Blätterte die voll geschriebenen und voll gemalten Seiten durch. Resümierte.
»Die vorläufige Untersuchung ist damit abgeschlossen. Fassen wir zusammen: Wir haben, dank Ihrer Mithilfe, liebe Schwester, einen Hauptverdächtigen. Die Personenbeschreibung liegt vor (ich werde sie später nach Ihren Angaben vervollständigen), und einen Namen haben wir auch – obwohl der sehr wahrscheinlich falsch ist. Kommen wir also zum Opfer.«
Dolinin beugte sich über die Leiche und runzelte unzufrieden die Stirn.
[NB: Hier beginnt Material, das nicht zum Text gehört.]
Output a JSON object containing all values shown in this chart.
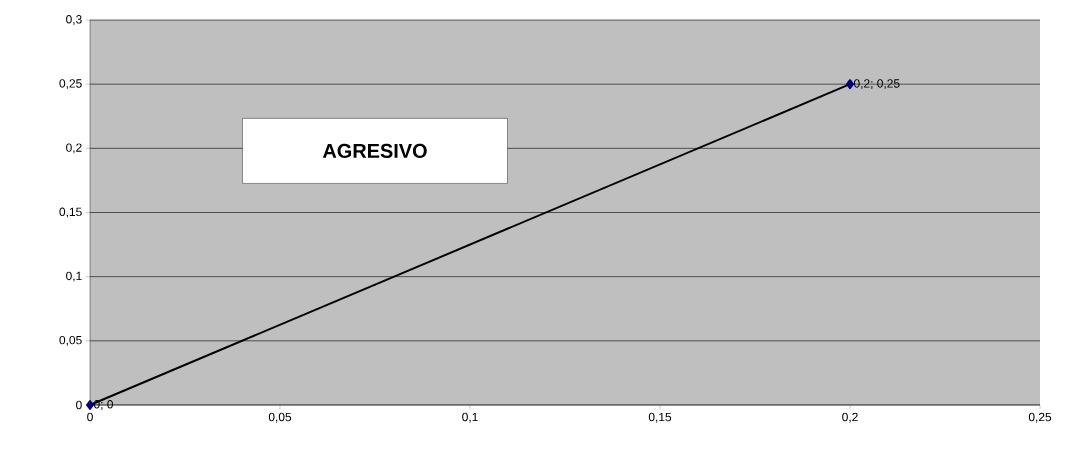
{
  "chart_data": {
    "type": "line",
    "annotations": [
      "AGRESIVO"
    ],
    "x": [
      0,
      0.2
    ],
    "series": [
      {
        "color": "#000000",
        "values": [
          0,
          0.25
        ],
        "value_labels": [
          "0; 0",
          "0,2; 0,25"
        ]
      }
    ],
    "xlim": [
      0,
      0.25
    ],
    "ylim": [
      0,
      0.3
    ],
    "xticks": [
      0,
      {
        "value": 0.05,
        "label": "0,05"
      },
      {
        "value": 0.1,
        "label": "0,1"
      },
      {
        "value": 0.15,
        "label": "0,15"
      },
      {
        "value": 0.2,
        "label": "0,2"
      },
      {
        "value": 0.25,
        "label": "0,25"
      }
    ],
    "yticks": [
      0,
      {
        "value": 0.05,
        "label": "0,05"
      },
      {
        "value": 0.1,
        "label": "0,1"
      },
      {
        "value": 0.15,
        "label": "0,15"
      },
      {
        "value": 0.2,
        "label": "0,2"
      },
      {
        "value": 0.25,
        "label": "0,25"
      },
      {
        "value": 0.3,
        "label": "0,3"
      }
    ],
    "grid": "y",
    "marker": "diamond",
    "line_style": "solid"
  }
}
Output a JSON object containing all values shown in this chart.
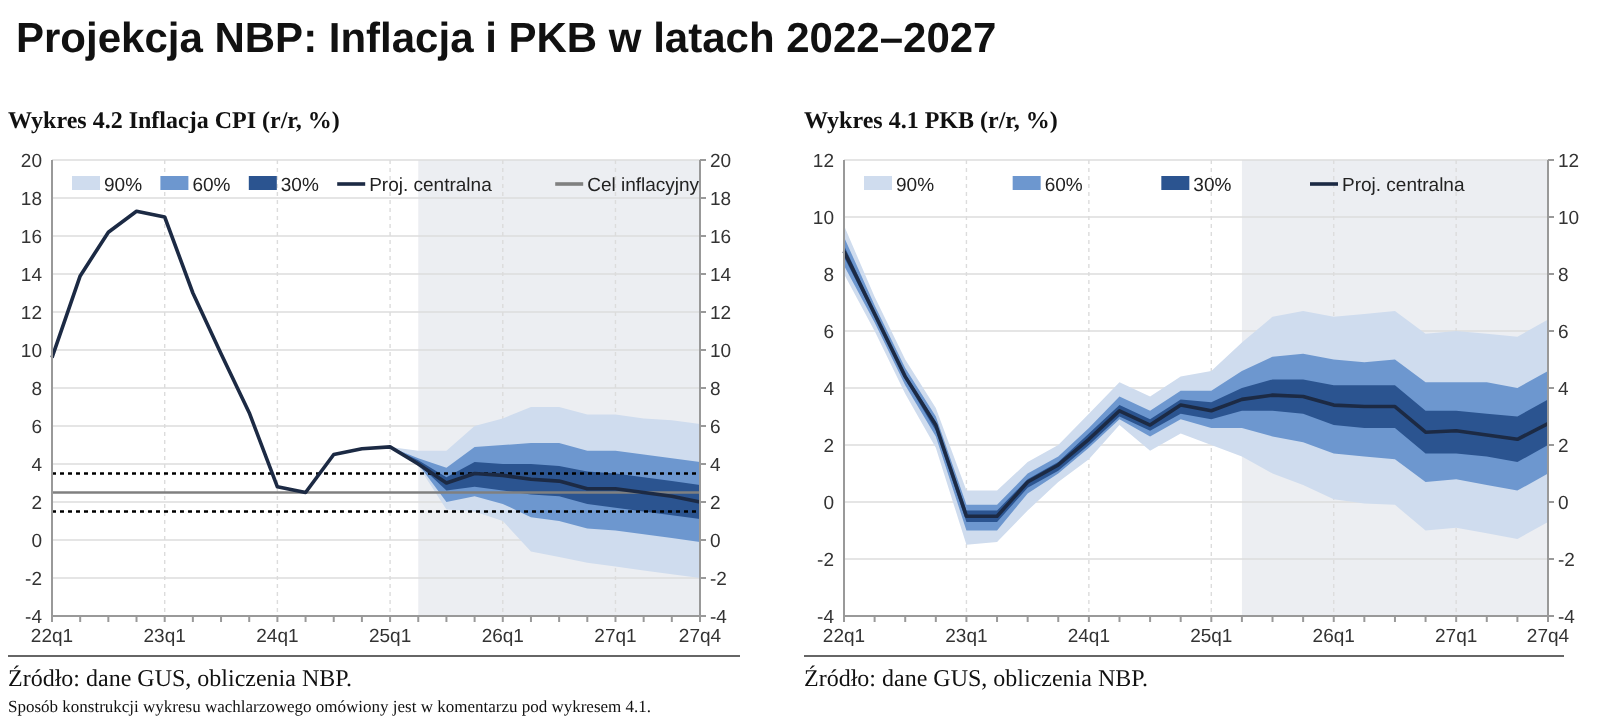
{
  "chart_data": [
    {
      "type": "line",
      "title": "Projekcja NBP: Inflacja i PKB w latach 2022–2027",
      "subtitle": "Wykres 4.2 Inflacja CPI (r/r, %)",
      "categories": [
        "22q1",
        null,
        null,
        null,
        "23q1",
        null,
        null,
        null,
        "24q1",
        null,
        null,
        null,
        "25q1",
        null,
        null,
        null,
        "26q1",
        null,
        null,
        null,
        "27q1",
        null,
        null,
        "27q4"
      ],
      "ylim": [
        -4,
        20
      ],
      "yticks": [
        -4,
        -2,
        0,
        2,
        4,
        6,
        8,
        10,
        12,
        14,
        16,
        18,
        20
      ],
      "y2lim": [
        -4,
        20
      ],
      "y2ticks": [
        -4,
        -2,
        0,
        2,
        4,
        6,
        8,
        10,
        12,
        14,
        16,
        18,
        20
      ],
      "grid": true,
      "legend": "top",
      "series": [
        {
          "name": "90%",
          "type": "line",
          "color": "#cfdcee",
          "values": [
            null,
            null,
            null,
            null,
            null,
            null,
            null,
            null,
            null,
            null,
            null,
            null,
            null,
            null,
            null,
            null,
            null,
            null,
            null,
            null,
            null,
            null,
            null,
            null
          ],
          "upper": [
            null,
            null,
            null,
            null,
            null,
            null,
            null,
            null,
            null,
            null,
            null,
            null,
            4.9,
            4.7,
            4.7,
            6.0,
            6.4,
            7.0,
            7.0,
            6.6,
            6.6,
            6.4,
            6.3,
            6.1
          ],
          "lower": [
            null,
            null,
            null,
            null,
            null,
            null,
            null,
            null,
            null,
            null,
            null,
            null,
            4.9,
            3.9,
            1.6,
            1.5,
            1.0,
            -0.6,
            -0.9,
            -1.2,
            -1.4,
            -1.6,
            -1.8,
            -2.0
          ]
        },
        {
          "name": "60%",
          "type": "line",
          "color": "#6d97cf",
          "values": [
            null,
            null,
            null,
            null,
            null,
            null,
            null,
            null,
            null,
            null,
            null,
            null,
            null,
            null,
            null,
            null,
            null,
            null,
            null,
            null,
            null,
            null,
            null,
            null
          ],
          "upper": [
            null,
            null,
            null,
            null,
            null,
            null,
            null,
            null,
            null,
            null,
            null,
            null,
            4.9,
            4.3,
            3.8,
            4.9,
            5.0,
            5.1,
            5.1,
            4.7,
            4.7,
            4.5,
            4.3,
            4.1
          ],
          "lower": [
            null,
            null,
            null,
            null,
            null,
            null,
            null,
            null,
            null,
            null,
            null,
            null,
            4.9,
            4.0,
            2.0,
            2.3,
            1.9,
            1.2,
            1.0,
            0.6,
            0.5,
            0.3,
            0.1,
            -0.1
          ]
        },
        {
          "name": "30%",
          "type": "line",
          "color": "#2b5490",
          "values": [
            null,
            null,
            null,
            null,
            null,
            null,
            null,
            null,
            null,
            null,
            null,
            null,
            null,
            null,
            null,
            null,
            null,
            null,
            null,
            null,
            null,
            null,
            null,
            null
          ],
          "upper": [
            null,
            null,
            null,
            null,
            null,
            null,
            null,
            null,
            null,
            null,
            null,
            null,
            4.9,
            4.2,
            3.3,
            4.1,
            4.0,
            4.0,
            3.9,
            3.6,
            3.5,
            3.3,
            3.1,
            2.9
          ],
          "lower": [
            null,
            null,
            null,
            null,
            null,
            null,
            null,
            null,
            null,
            null,
            null,
            null,
            4.9,
            4.0,
            2.6,
            2.8,
            2.6,
            2.4,
            2.3,
            1.9,
            1.7,
            1.5,
            1.3,
            1.1
          ]
        },
        {
          "name": "Proj. centralna",
          "type": "line",
          "color": "#1c2a44",
          "values": [
            9.6,
            13.9,
            16.2,
            17.3,
            17.0,
            13.0,
            9.8,
            6.7,
            2.8,
            2.5,
            4.5,
            4.8,
            4.9,
            4.0,
            3.0,
            3.5,
            3.4,
            3.2,
            3.1,
            2.7,
            2.7,
            2.5,
            2.3,
            2.0
          ]
        }
      ],
      "ref_lines": [
        {
          "axis": "y",
          "value": 2.5,
          "label": "Cel inflacyjny",
          "color": "#808080",
          "line_style": "solid"
        },
        {
          "axis": "y",
          "value": 3.5,
          "color": "#000000",
          "line_style": "dotted"
        },
        {
          "axis": "y",
          "value": 1.5,
          "color": "#000000",
          "line_style": "dotted"
        }
      ],
      "annotations": [
        "Źródło: dane GUS, obliczenia NBP.",
        "Sposób konstrukcji wykresu wachlarzowego omówiony jest w komentarzu pod wykresem 4.1."
      ]
    },
    {
      "type": "line",
      "subtitle": "Wykres 4.1 PKB (r/r, %)",
      "categories": [
        "22q1",
        null,
        null,
        null,
        "23q1",
        null,
        null,
        null,
        "24q1",
        null,
        null,
        null,
        "25q1",
        null,
        null,
        null,
        "26q1",
        null,
        null,
        null,
        "27q1",
        null,
        null,
        "27q4"
      ],
      "ylim": [
        -4,
        12
      ],
      "yticks": [
        -4,
        -2,
        0,
        2,
        4,
        6,
        8,
        10,
        12
      ],
      "y2lim": [
        -4,
        12
      ],
      "y2ticks": [
        -4,
        -2,
        0,
        2,
        4,
        6,
        8,
        10,
        12
      ],
      "grid": true,
      "legend": "top",
      "series": [
        {
          "name": "90%",
          "type": "line",
          "color": "#cfdcee",
          "values": [
            null,
            null,
            null,
            null,
            null,
            null,
            null,
            null,
            null,
            null,
            null,
            null,
            null,
            null,
            null,
            null,
            null,
            null,
            null,
            null,
            null,
            null,
            null,
            null
          ],
          "upper": [
            9.7,
            7.2,
            5.0,
            3.3,
            0.4,
            0.4,
            1.4,
            2.0,
            3.1,
            4.2,
            3.7,
            4.4,
            4.6,
            5.6,
            6.5,
            6.7,
            6.5,
            6.6,
            6.7,
            5.9,
            6.0,
            5.9,
            5.8,
            6.4
          ],
          "lower": [
            8.0,
            6.0,
            3.8,
            1.9,
            -1.5,
            -1.4,
            -0.3,
            0.7,
            1.5,
            2.7,
            1.8,
            2.4,
            2.0,
            1.6,
            1.0,
            0.6,
            0.1,
            -0.05,
            -0.1,
            -1.0,
            -0.9,
            -1.1,
            -1.3,
            -0.7
          ]
        },
        {
          "name": "60%",
          "type": "line",
          "color": "#6d97cf",
          "values": [
            null,
            null,
            null,
            null,
            null,
            null,
            null,
            null,
            null,
            null,
            null,
            null,
            null,
            null,
            null,
            null,
            null,
            null,
            null,
            null,
            null,
            null,
            null,
            null
          ],
          "upper": [
            9.3,
            6.9,
            4.7,
            3.0,
            -0.1,
            -0.1,
            1.0,
            1.6,
            2.6,
            3.7,
            3.2,
            3.9,
            3.9,
            4.6,
            5.1,
            5.2,
            5.0,
            4.9,
            5.0,
            4.2,
            4.2,
            4.2,
            4.0,
            4.6
          ],
          "lower": [
            8.3,
            6.3,
            4.1,
            2.3,
            -1.0,
            -1.0,
            0.3,
            1.0,
            1.9,
            2.9,
            2.3,
            2.9,
            2.6,
            2.6,
            2.3,
            2.1,
            1.7,
            1.6,
            1.5,
            0.7,
            0.8,
            0.6,
            0.4,
            1.0
          ]
        },
        {
          "name": "30%",
          "type": "line",
          "color": "#2b5490",
          "values": [
            null,
            null,
            null,
            null,
            null,
            null,
            null,
            null,
            null,
            null,
            null,
            null,
            null,
            null,
            null,
            null,
            null,
            null,
            null,
            null,
            null,
            null,
            null,
            null
          ],
          "upper": [
            9.0,
            6.7,
            4.5,
            2.8,
            -0.3,
            -0.3,
            0.8,
            1.4,
            2.4,
            3.4,
            2.9,
            3.6,
            3.5,
            4.0,
            4.3,
            4.3,
            4.1,
            4.1,
            4.1,
            3.2,
            3.2,
            3.1,
            3.0,
            3.6
          ],
          "lower": [
            8.6,
            6.5,
            4.3,
            2.5,
            -0.7,
            -0.7,
            0.5,
            1.1,
            2.0,
            3.0,
            2.5,
            3.1,
            2.9,
            3.2,
            3.2,
            3.1,
            2.7,
            2.6,
            2.6,
            1.7,
            1.7,
            1.6,
            1.4,
            2.0
          ]
        },
        {
          "name": "Proj. centralna",
          "type": "line",
          "color": "#1c2a44",
          "values": [
            8.8,
            6.6,
            4.4,
            2.7,
            -0.5,
            -0.5,
            0.7,
            1.3,
            2.2,
            3.2,
            2.7,
            3.4,
            3.2,
            3.6,
            3.75,
            3.7,
            3.4,
            3.35,
            3.35,
            2.45,
            2.5,
            2.35,
            2.2,
            2.75
          ]
        }
      ],
      "annotations": [
        "Źródło: dane GUS, obliczenia NBP."
      ]
    }
  ]
}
»Sein Gesicht ist vollkommen entstellt, es wird nicht leicht sein, ihn zu identifizieren.«
»Warum muss er denn noch identifiziert werden?«, wunderte sich die Nonne. »Er reiste doch in Begleitung mehrerer Personen, die ihn identifizieren können.«
Mit einem Seitenblick auf den Arzt und den Fotografen, die ihrem Gespräch zuhörten, sagte Sergej Sergejewitsch:
»Doktor, gehen Sie doch bitte in die Kabine des Kapitäns, und fassen Sie dort Ihren Bericht ab. Beschränken Sie sich dabei bitte auf das Wesentliche. Und Sie« – an den Fotografen gewandt – »bitte ich, beim Bootsmann eine Rolle Schnur zu besorgen. Und lassen Sie sich auch gleich ein Messer geben – ein Taumesser, der Bootsmann weiß Bescheid.«
Und erst als er mit Pelagia allein war, beantwortete er ihre Frage – wobei er die Stimme zu einem vertraulichen Raunen senkte.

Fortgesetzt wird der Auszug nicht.